Rather than being angry at the people whose position on the vaccine and masking is so different from yours, ask yourself if you can act from a place of compassion. On the second morning of Rosh Hashanah, Morissa Sobelson Henn, in her d’var torah, taught us about acting from the place of empathy, a great Jewish value she learned as a child here at TBJ.

She shared with us her work in Utah with the gun community, getting to know people and their humanity, seeking a common ground for which they could work together to reduce the number of deaths by suicide by people with access to firearms. Empathy was the key to the success of her project. She was hundreds of miles from any Jewish community and believes that she may have been the first Jew many of her collaborators had met. And after the murders at the Tree of Life synagogue in Pittsburgh, she received many expressions of condolence from people whose lives could not have been more different from her own. Because they saw her humanity as she had affirmed theirs.

But maybe your compassion goes only so far, as infection rates rise, people are dying, hospital beds in various parts of the country are in short supply, and the impact on our lives is still so overwhelming.

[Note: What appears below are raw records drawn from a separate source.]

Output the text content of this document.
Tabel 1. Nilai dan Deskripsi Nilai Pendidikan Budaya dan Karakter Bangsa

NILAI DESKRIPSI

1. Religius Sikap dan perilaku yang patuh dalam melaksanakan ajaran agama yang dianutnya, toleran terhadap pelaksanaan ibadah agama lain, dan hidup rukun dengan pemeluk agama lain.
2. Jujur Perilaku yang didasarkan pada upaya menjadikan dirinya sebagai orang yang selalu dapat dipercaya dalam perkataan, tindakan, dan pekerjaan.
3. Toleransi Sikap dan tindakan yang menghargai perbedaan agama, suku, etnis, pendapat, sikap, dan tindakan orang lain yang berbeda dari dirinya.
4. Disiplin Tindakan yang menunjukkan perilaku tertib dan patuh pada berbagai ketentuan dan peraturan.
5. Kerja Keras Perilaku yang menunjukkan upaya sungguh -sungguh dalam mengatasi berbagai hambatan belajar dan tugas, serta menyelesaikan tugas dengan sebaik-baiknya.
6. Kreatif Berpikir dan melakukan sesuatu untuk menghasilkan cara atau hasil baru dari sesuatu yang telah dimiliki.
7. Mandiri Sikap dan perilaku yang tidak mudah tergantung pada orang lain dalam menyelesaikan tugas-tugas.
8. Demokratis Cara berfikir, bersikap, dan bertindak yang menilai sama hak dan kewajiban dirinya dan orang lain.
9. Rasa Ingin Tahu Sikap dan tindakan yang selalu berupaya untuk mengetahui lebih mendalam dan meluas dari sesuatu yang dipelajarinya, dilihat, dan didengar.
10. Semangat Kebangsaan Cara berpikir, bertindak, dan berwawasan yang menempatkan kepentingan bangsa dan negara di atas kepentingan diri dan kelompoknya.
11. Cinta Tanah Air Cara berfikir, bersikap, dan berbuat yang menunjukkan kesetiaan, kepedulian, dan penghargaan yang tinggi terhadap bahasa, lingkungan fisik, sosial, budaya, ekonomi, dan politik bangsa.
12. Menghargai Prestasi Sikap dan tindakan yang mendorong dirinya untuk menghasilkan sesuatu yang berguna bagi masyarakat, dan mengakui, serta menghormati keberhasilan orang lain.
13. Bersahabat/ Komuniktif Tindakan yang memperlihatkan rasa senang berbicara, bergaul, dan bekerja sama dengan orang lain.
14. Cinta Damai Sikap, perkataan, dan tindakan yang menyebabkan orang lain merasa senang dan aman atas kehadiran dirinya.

So let me suggest a third possible response to your anger: self-compassion. Stop beating yourself up because you are angry. You have every right to be. Seek the comfort you need and deserve. And then open your own heart to allow anger and self-compassion to live side by side.

Of the many times that Moses found himself in the presence of God, perhaps the most powerful moment was the simplest: standing before a bush. Moses noticed it was on fire, but it was not being consumed. God had every right to be angry at Pharoah and the Egyptians for the enslavement of the Israelites but refused to let that anger burn Godself up.

That is our goal. Perhaps the very nature of anger is that in the glowing embers of its fire, the warmth of compassion, of holiness, resides.

Ken y’hi ratzon, may this be God’s will for us. Shanah tovah.

 

[1]Shabbat 33b

[2]Deuteronomy 32: 22

[3]Psalm 18:9

[4]Rabbi David Jaffe, Changing the World from the Inside Out: A Jewish Path for Personal and Social Change, Babylonian Talmud Shabbat 105.

[5] Alan Morinis, The Mussar Institute, Ka’as/Anger Curriculum.

[6]Eruvin 65b

[7]Excerpted from Sermon by Rabbi Dusty Klass, Yom Kippur 5775; Cold Anger: A Story of Faith and Power Politics, by Mary Beth Rodges.